BTWH – The Emergence of Modernity ist ein internationales Forschungsnetzwerk, das Forschungsgruppen an einer Vielzahl von Universitäten und anderen wissenschaftlichen Einrichtungen in den USA und in Europa umspannt.

BTW (als Abkürzung für die University of California at Berkeley, die Eberhard-Karls-Universität Tübingen, und für mehrere Institutionen in Wien) formierte sich erstmals 1998 am IFK Internationales Forschungszentrum Kulturwissenschaften in Wien unter Anstoß von Anton Kaes und Gotthart Wunberg. Im Jahr 2001 um die Harvard University erweitert, versammelt BTWH seither mehrere Generationen junger (und mittlerweile auch älter gewordener) Literatur-, Film- und Kulturwissenschaftlerinnen und -wissenschaftler.
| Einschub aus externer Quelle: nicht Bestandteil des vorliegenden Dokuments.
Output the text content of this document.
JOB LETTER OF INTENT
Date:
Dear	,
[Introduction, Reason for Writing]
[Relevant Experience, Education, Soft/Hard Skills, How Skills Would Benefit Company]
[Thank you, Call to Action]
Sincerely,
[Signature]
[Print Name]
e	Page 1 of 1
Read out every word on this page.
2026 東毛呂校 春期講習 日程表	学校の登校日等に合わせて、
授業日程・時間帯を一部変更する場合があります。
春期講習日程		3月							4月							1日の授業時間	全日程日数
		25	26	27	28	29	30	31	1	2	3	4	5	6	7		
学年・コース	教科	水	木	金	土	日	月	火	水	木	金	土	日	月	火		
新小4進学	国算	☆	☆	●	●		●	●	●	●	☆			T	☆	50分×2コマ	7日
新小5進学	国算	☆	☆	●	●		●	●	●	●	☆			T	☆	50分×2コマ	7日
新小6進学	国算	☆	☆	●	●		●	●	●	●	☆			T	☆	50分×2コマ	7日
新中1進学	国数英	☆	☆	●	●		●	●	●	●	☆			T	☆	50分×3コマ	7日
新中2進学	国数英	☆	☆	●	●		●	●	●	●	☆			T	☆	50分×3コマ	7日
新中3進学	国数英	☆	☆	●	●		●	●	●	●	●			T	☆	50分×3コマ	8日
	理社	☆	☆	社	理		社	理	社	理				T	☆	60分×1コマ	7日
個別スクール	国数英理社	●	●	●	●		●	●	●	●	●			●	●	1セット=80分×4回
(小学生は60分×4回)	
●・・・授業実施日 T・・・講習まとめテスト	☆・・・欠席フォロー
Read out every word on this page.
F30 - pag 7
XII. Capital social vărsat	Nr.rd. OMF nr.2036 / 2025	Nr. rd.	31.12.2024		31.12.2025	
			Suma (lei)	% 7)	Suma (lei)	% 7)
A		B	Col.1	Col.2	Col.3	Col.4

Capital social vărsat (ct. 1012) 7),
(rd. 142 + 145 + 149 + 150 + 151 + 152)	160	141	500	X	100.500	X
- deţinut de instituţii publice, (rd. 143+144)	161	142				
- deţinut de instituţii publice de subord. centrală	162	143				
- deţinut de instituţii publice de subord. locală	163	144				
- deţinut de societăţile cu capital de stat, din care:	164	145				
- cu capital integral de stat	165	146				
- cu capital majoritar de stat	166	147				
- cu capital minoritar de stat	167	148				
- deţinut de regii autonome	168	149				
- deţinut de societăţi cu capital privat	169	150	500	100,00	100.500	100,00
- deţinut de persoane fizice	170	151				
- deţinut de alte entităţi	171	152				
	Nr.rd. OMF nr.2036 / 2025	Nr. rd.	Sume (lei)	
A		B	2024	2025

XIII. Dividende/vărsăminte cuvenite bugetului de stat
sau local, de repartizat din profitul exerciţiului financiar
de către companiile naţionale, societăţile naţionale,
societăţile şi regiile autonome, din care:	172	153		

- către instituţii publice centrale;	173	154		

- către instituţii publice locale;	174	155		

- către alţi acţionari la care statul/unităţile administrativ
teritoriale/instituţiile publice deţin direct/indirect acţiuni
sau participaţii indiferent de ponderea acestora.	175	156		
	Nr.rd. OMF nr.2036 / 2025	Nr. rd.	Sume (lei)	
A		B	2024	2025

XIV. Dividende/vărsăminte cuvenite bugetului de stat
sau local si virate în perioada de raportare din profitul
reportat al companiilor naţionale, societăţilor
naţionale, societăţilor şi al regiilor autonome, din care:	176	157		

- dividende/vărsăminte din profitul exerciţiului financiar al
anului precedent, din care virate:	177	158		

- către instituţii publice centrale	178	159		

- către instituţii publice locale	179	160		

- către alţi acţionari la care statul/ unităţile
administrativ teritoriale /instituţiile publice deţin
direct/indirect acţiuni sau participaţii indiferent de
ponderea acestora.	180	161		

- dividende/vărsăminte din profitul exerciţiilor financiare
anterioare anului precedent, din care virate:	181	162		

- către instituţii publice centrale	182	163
Im Jahr 2013 kam eine eigene Gruppe an der University of North Carolina at Chapel Hill, hinzu, die am stärksten wachsende Gruppe ist jene der Freefloaters: Absolventinnen und Absolventen der Universitäten an den fünf genannten Hauptstandorten, die mittlerweile andernorts tätig sind.

Das Netzwerk, das sich durch die internationalen Karrieren seiner Mitglieder stark verzweigt hat, erweist sich trotz oder gerade wegen seiner dezentralen Organisation und seiner nur losen institutionellen Anbindungen als langlebig und außerordentlich produktiv.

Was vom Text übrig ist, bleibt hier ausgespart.